I got the idea from reading other posts in this forum that I can provide Identity & Authorization to ABP using my own interface implementations instead of using Zero. My User and Role stuff isn't quite like what Zero wants. I see that there are two articles in ABP's documentation that hint at what I need to do but I still don't know exactly what to do. I also have the idea that if I implement the interfaces correctly, I can use ABP's declarative permissions approach on the Application Services.

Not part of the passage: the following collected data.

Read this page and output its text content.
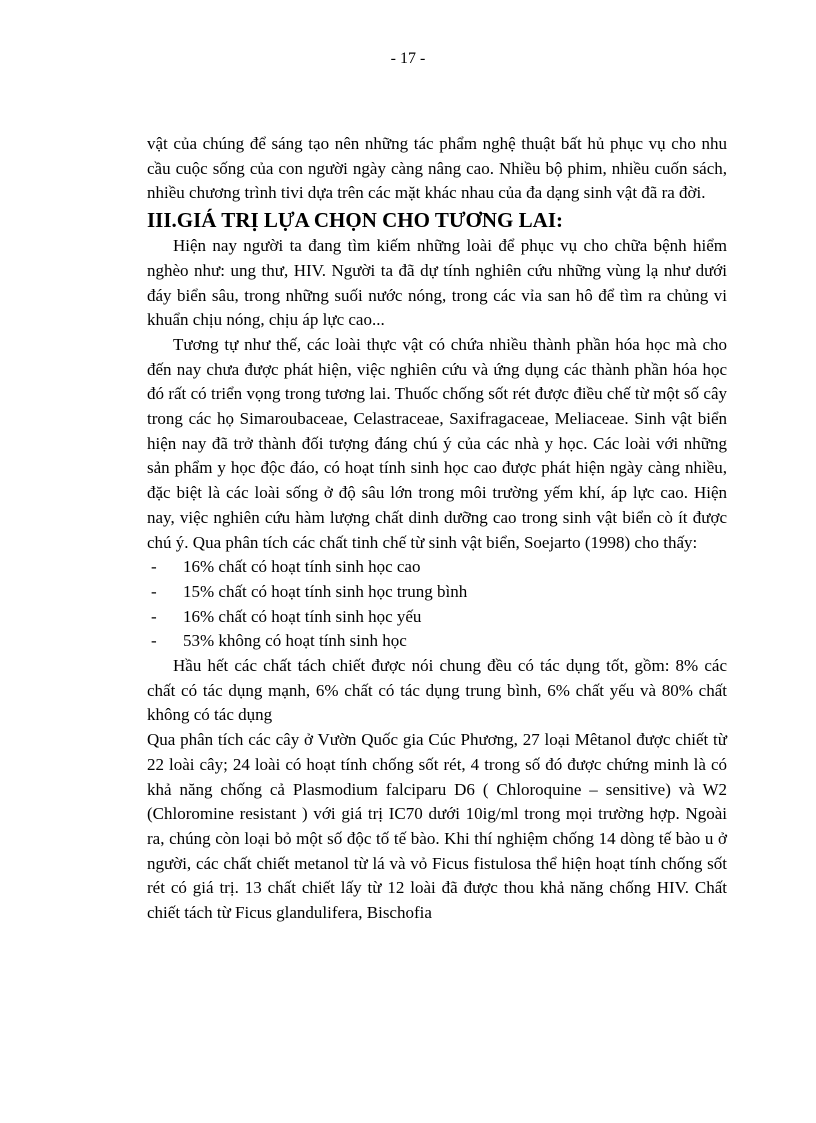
- 17 -

vật của chúng để sáng tạo nên những tác phẩm nghệ thuật bất hủ phục vụ cho nhu cầu cuộc sống của con người ngày càng nâng cao. Nhiều bộ phim, nhiều cuốn sách, nhiều chương trình tivi dựa trên các mặt khác nhau của đa dạng sinh vật đã ra đời.

III.GIÁ TRỊ LỰA CHỌN CHO TƯƠNG LAI:

Hiện nay người ta đang tìm kiếm những loài để phục vụ cho chữa bệnh hiểm nghèo như: ung thư, HIV. Người ta đã dự tính nghiên cứu những vùng lạ như dưới đáy biển sâu, trong những suối nước nóng, trong các vỉa san hô để tìm ra chủng vi khuẩn chịu nóng, chịu áp lực cao...

Tương tự như thế, các loài thực vật có chứa nhiều thành phần hóa học mà cho đến nay chưa được phát hiện, việc nghiên cứu và ứng dụng các thành phần hóa học đó rất có triển vọng trong tương lai. Thuốc chống sốt rét được điều chế từ một số cây trong các họ Simaroubaceae, Celastraceae, Saxifragaceae, Meliaceae. Sinh vật biển hiện nay đã trở thành đối tượng đáng chú ý của các nhà y học. Các loài với những sản phẩm y học độc đáo, có hoạt tính sinh học cao được phát hiện ngày càng nhiều, đặc biệt là các loài sống ở độ sâu lớn trong môi trường yếm khí, áp lực cao. Hiện nay, việc nghiên cứu hàm lượng chất dinh dưỡng cao trong sinh vật biển cò ít được chú ý. Qua phân tích các chất tinh chế từ sinh vật biển, Soejarto (1998) cho thấy:

- 16% chất có hoạt tính sinh học cao
- 15% chất có hoạt tính sinh học trung bình
- 16% chất có hoạt tính sinh học yếu
- 53% không có hoạt tính sinh học

Hầu hết các chất tách chiết được nói chung đều có tác dụng tốt, gồm: 8% các chất có tác dụng mạnh, 6% chất có tác dụng trung bình, 6% chất yếu và 80% chất không có tác dụng

Qua phân tích các cây ở Vườn Quốc gia Cúc Phương, 27 loại Mêtanol được chiết từ 22 loài cây; 24 loài có hoạt tính chống sốt rét, 4 trong số đó được chứng minh là có khả năng chống cả Plasmodium falciparu D6 ( Chloroquine – sensitive) và W2 (Chloromine resistant ) với giá trị IC70 dưới 10ig/ml trong mọi trường hợp. Ngoài ra, chúng còn loại bỏ một số độc tố tế bào. Khi thí nghiệm chống 14 dòng tế bào u ở người, các chất chiết metanol từ lá và vỏ Ficus fistulosa thể hiện hoạt tính chống sốt rét có giá trị. 13 chất chiết lấy từ 12 loài đã được thou khả năng chống HIV. Chất chiết tách từ Ficus glandulifera, Bischofia
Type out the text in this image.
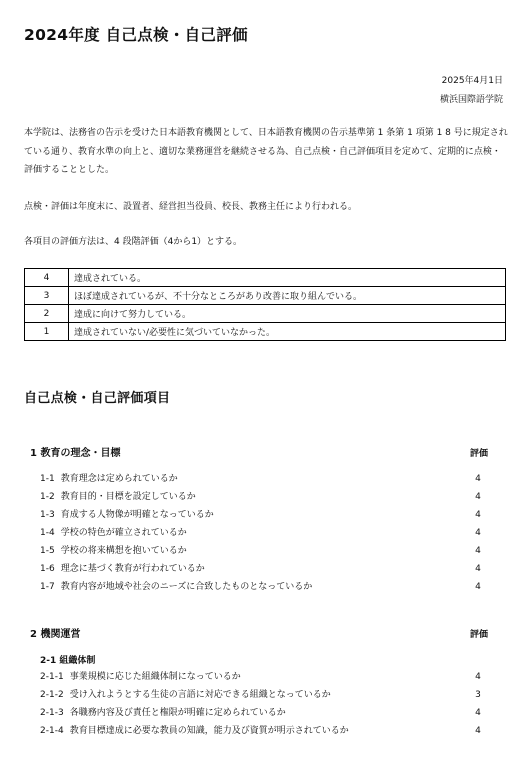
2024年度 自己点検・自己評価
2025年4月1日
横浜国際語学院
本学院は、法務省の告示を受けた日本語教育機関として、日本語教育機関の告示基準第 1 条第 1 項第 1 8 号に規定されている通り、教育水準の向上と、適切な業務運営を継続させる為、自己点検・自己評価項目を定めて、定期的に点検・評価することとした。
点検・評価は年度末に、設置者、経営担当役員、校長、教務主任により行われる。
各項目の評価方法は、4 段階評価（4から1）とする。
4	達成されている。
3	ほぼ達成されているが、不十分なところがあり改善に取り組んでいる。
2	達成に向けて努力している。
1	達成されていない/必要性に気づいていなかった。
自己点検・自己評価項目
1 教育の理念・目標	評価
1-1 教育理念は定められているか	4
1-2 教育目的・目標を設定しているか	4
1-3 育成する人物像が明確となっているか	4
1-4 学校の特色が確立されているか	4
1-5 学校の将来構想を抱いているか	4
1-6 理念に基づく教育が行われているか	4
1-7 教育内容が地域や社会のニーズに合致したものとなっているか	4
2 機関運営	評価
2-1 組織体制
2-1-1 事業規模に応じた組織体制になっているか	4
2-1-2 受け入れようとする生徒の言語に対応できる組織となっているか	3
2-1-3 各職務内容及び責任と権限が明確に定められているか	4
2-1-4 教育目標達成に必要な教員の知識，能力及び資質が明示されているか	4
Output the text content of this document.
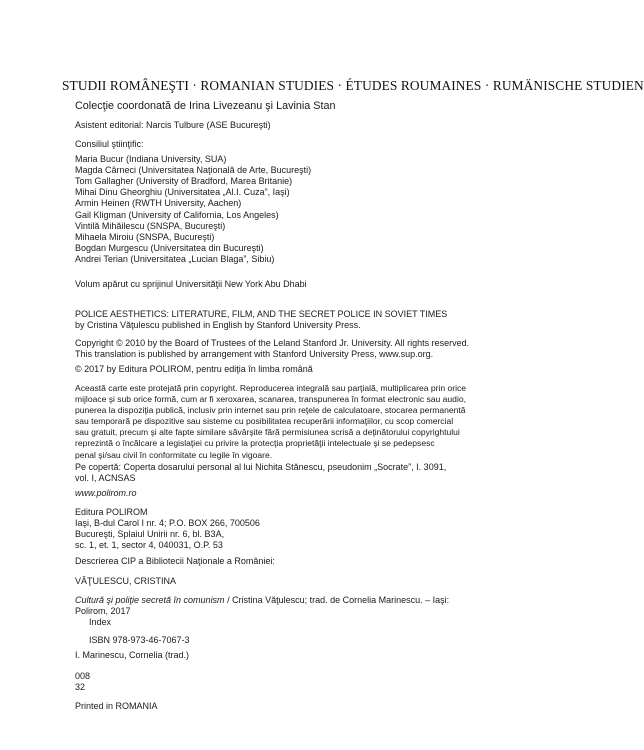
STUDII ROMÂNEŞTI · ROMANIAN STUDIES · ÉTUDES ROUMAINES · RUMÄNISCHE STUDIEN
Colecţie coordonată de Irina Livezeanu şi Lavinia Stan
Asistent editorial: Narcis Tulbure (ASE Bucureşti)
Consiliul ştiinţific:
Maria Bucur (Indiana University, SUA)
Magda Cârneci (Universitatea Naţională de Arte, Bucureşti)
Tom Gallagher (University of Bradford, Marea Britanie)
Mihai Dinu Gheorghiu (Universitatea „Al.I. Cuza”, Iaşi)
Armin Heinen (RWTH University, Aachen)
Gail Kligman (University of California, Los Angeles)
Vintilă Mihăilescu (SNSPA, Bucureşti)
Mihaela Miroiu (SNSPA, Bucureşti)
Bogdan Murgescu (Universitatea din Bucureşti)
Andrei Terian (Universitatea „Lucian Blaga”, Sibiu)
Volum apărut cu sprijinul Universităţii New York Abu Dhabi
POLICE AESTHETICS: LITERATURE, FILM, AND THE SECRET POLICE IN SOVIET TIMES
by Cristina Văţulescu published in English by Stanford University Press.
Copyright © 2010 by the Board of Trustees of the Leland Stanford Jr. University. All rights reserved.
This translation is published by arrangement with Stanford University Press, www.sup.org.
© 2017 by Editura POLIROM, pentru ediţia în limba română
Această carte este protejată prin copyright. Reproducerea integrală sau parţială, multiplicarea prin orice
mijloace şi sub orice formă, cum ar fi xeroxarea, scanarea, transpunerea în format electronic sau audio,
punerea la dispoziţia publică, inclusiv prin internet sau prin reţele de calculatoare, stocarea permanentă
sau temporară pe dispozitive sau sisteme cu posibilitatea recuperării informaţiilor, cu scop comercial
sau gratuit, precum şi alte fapte similare săvârşite fără permisiunea scrisă a deţinătorului copyrightului
reprezintă o încălcare a legislaţiei cu privire la protecţia proprietăţii intelectuale şi se pedepsesc
penal şi/sau civil în conformitate cu legile în vigoare.
Pe copertă: Coperta dosarului personal al lui Nichita Stănescu, pseudonim „Socrate”, I. 3091,
vol. I, ACNSAS
www.polirom.ro
Editura POLIROM
Iaşi, B-dul Carol I nr. 4; P.O. BOX 266, 700506
Bucureşti, Splaiul Unirii nr. 6, bl. B3A,
sc. 1, et. 1, sector 4, 040031, O.P. 53
Descrierea CIP a Bibliotecii Naţionale a României:
VĂŢULESCU, CRISTINA
Cultură şi poliţie secretă în comunism / Cristina Văţulescu; trad. de Cornelia Marinescu. – Iaşi:
Polirom, 2017
Index
ISBN 978-973-46-7067-3
I. Marinescu, Cornelia (trad.)
008
32
Printed in ROMANIA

One of the core problems I have with the Zero table structure is that it assumes a User has a Role. In my company, a User may belong to more than one Organization and they may not have the same role in each Org. The Zero table structure and Permission methods don't take Organization into account.
For example, this method in AbpUserManager just needs User and Permission.
public virtual async Task<bool> IsGrantedAsync(long userId, string permissionName)
A method that I need would look like this
public virtual async Task<bool> IsGrantedAsync(long userId, int organizationId, string permissionName)
To completely replace AbpZero is too much work since it does a lot and is hard to follow. I hope that implementing _just_what ABP needs will be simpler. My table structures to support User-Organization-Role already exist.
While waiting for a response, I'll watch some Pluralsight courses on ASP.NET Identity & Authorization.
I ran the 'update-database [connect string]' command in Package Manager to create a whole new database so I could compare the columns to my production database. I found I needed to add AuthenticationSource:
ALTER TABLE dbo.AbpUsers ADD AuthenticationSource nvarchar(64) NULL
I upgraded to ABP 0.6.3.1 and Zero 0.6.3.4 and now I get an HTTP 500 at userManager.LoginAsync of AccountController.cs that carries this in the Response Body:
Exception Details: System.Data.SqlClient.SqlException: Invalid column name 'AuthenticationSource'.